Evet, bugünkü grup önerimizle, son zamanlarda gittikçe artan ama aslında AKP döneminde bir yönetme biçimi hâline gelen, sistematikleşen ve Türkiye'deki bütün toplumsal muhalefete karşı, AKP-MHP ittifakına itiraz eden herkese karşı neredeyse canhıraş uygulanan polis şiddetinin araştırılmasını ve bu şiddetin önüne geçilmesi için de bir yol haritası belirlenmesini Meclisten talep ediyoruz.
Tabii, bu önerinin gerekçesini sanırım uzun uzun açıklamama ihtiyaç yok çünkü eğer siz Türkiye'de yaşıyorsanız ve herhangi bir nedenden dolayı AKP iktidarına muhalifseniz ve muhalefetinizi en küçük bir ifadeyle sosyal medyadan, sokaktan, herhangi bir eyleme katılarak ya da herhangi bir davranışınızla ifade ediyorsanız zaten karşınızda polisi, devleti ve polisin zor aygıtlarını, devletin zor aygıtlarını bulmanız hiç de kaçınılmaz değil.

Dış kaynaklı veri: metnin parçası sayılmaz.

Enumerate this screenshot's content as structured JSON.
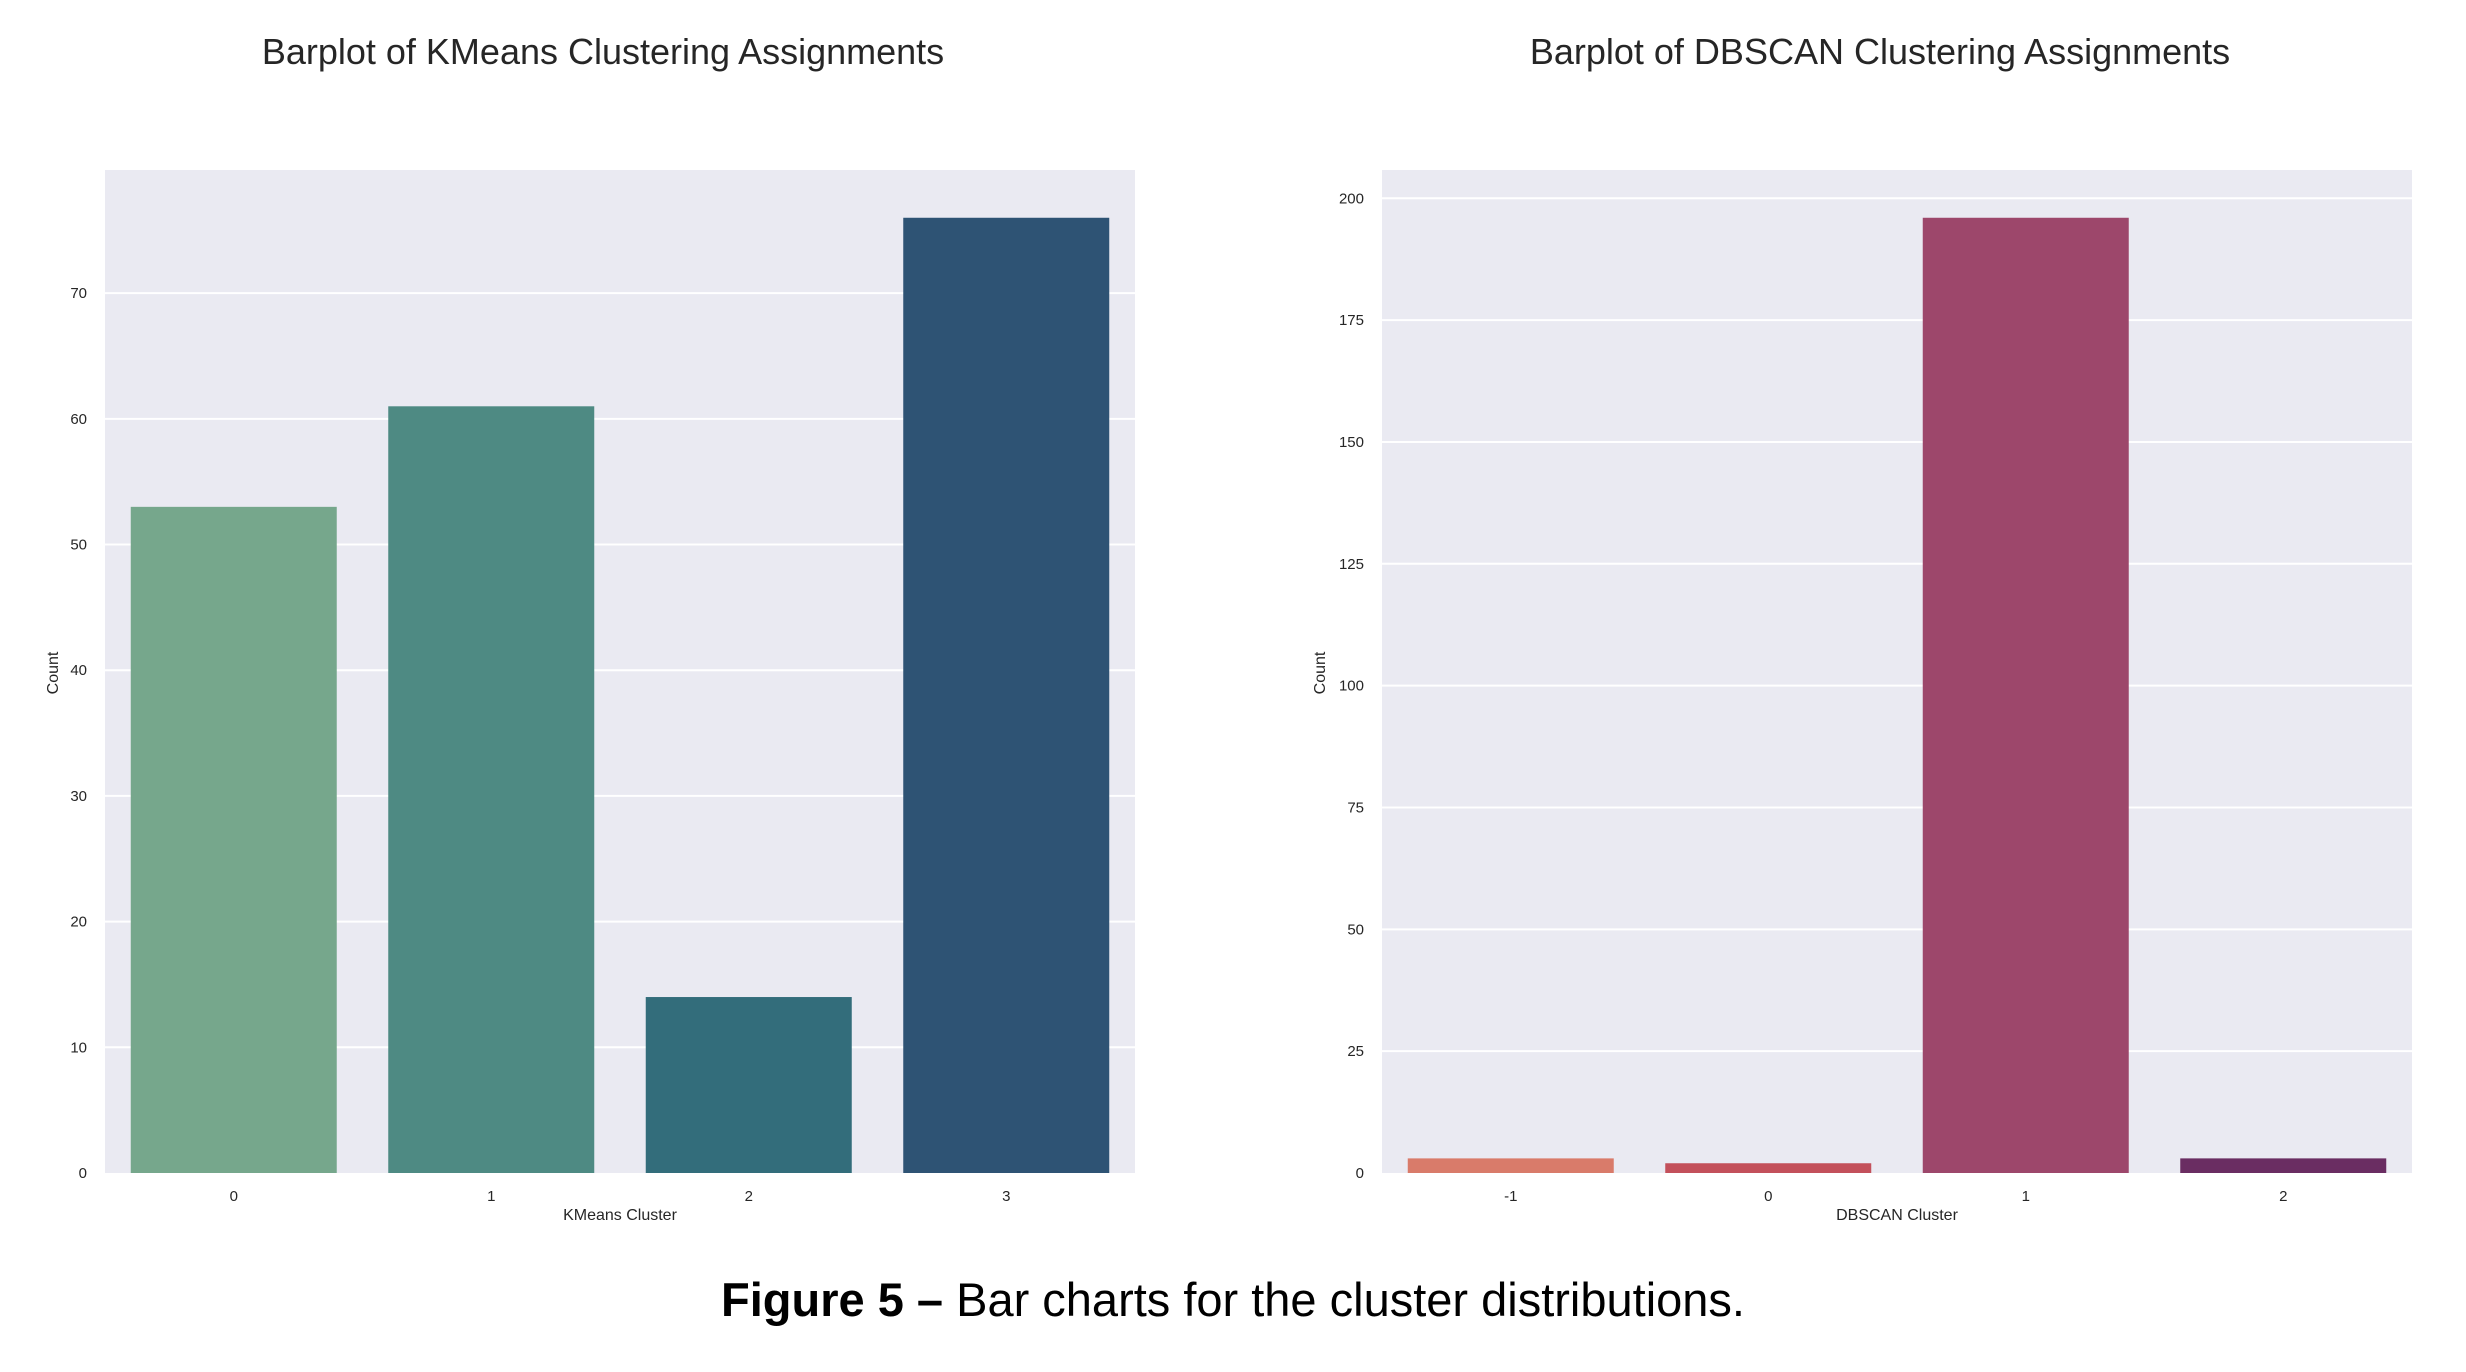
{
  "chart_data": [
    {
      "type": "bar",
      "title": "Barplot of KMeans Clustering Assignments",
      "xlabel": "KMeans Cluster",
      "ylabel": "Count",
      "categories": [
        "0",
        "1",
        "2",
        "3"
      ],
      "values": [
        53,
        61,
        14,
        76
      ],
      "colors": [
        "#76a78c",
        "#4e8a83",
        "#336d7b",
        "#2e5374"
      ],
      "yticks": [
        0,
        10,
        20,
        30,
        40,
        50,
        60,
        70
      ],
      "ylim": [
        0,
        79.8
      ],
      "grid": true
    },
    {
      "type": "bar",
      "title": "Barplot of DBSCAN Clustering Assignments",
      "xlabel": "DBSCAN Cluster",
      "ylabel": "Count",
      "categories": [
        "-1",
        "0",
        "1",
        "2"
      ],
      "values": [
        3,
        2,
        196,
        3
      ],
      "colors": [
        "#d97b6a",
        "#c3505b",
        "#9d476b",
        "#6a2d62"
      ],
      "yticks": [
        0,
        25,
        50,
        75,
        100,
        125,
        150,
        175,
        200
      ],
      "ylim": [
        0,
        205.8
      ],
      "grid": true
    }
  ],
  "caption": {
    "label": "Figure 5 –",
    "text": " Bar charts for the cluster distributions."
  }
}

Tabii, bu şiddet biçiminin AKP'nin yönetme biçimi olduğunu biliyoruz ve özellikle 7 Haziran 2015'ten beri toplumsal meşruiyetini yitiren, toplumsal dayanaklarını ortadan kaldıran, hiçbir şekilde bu topluma bir şey vadedemeyen AKP'nin kendisini çıplak zorla ayakta tutmaya çalıştığını ve zorla rıza üretmeye çalıştığını da çok iyi biliyoruz değerli arkadaşlar.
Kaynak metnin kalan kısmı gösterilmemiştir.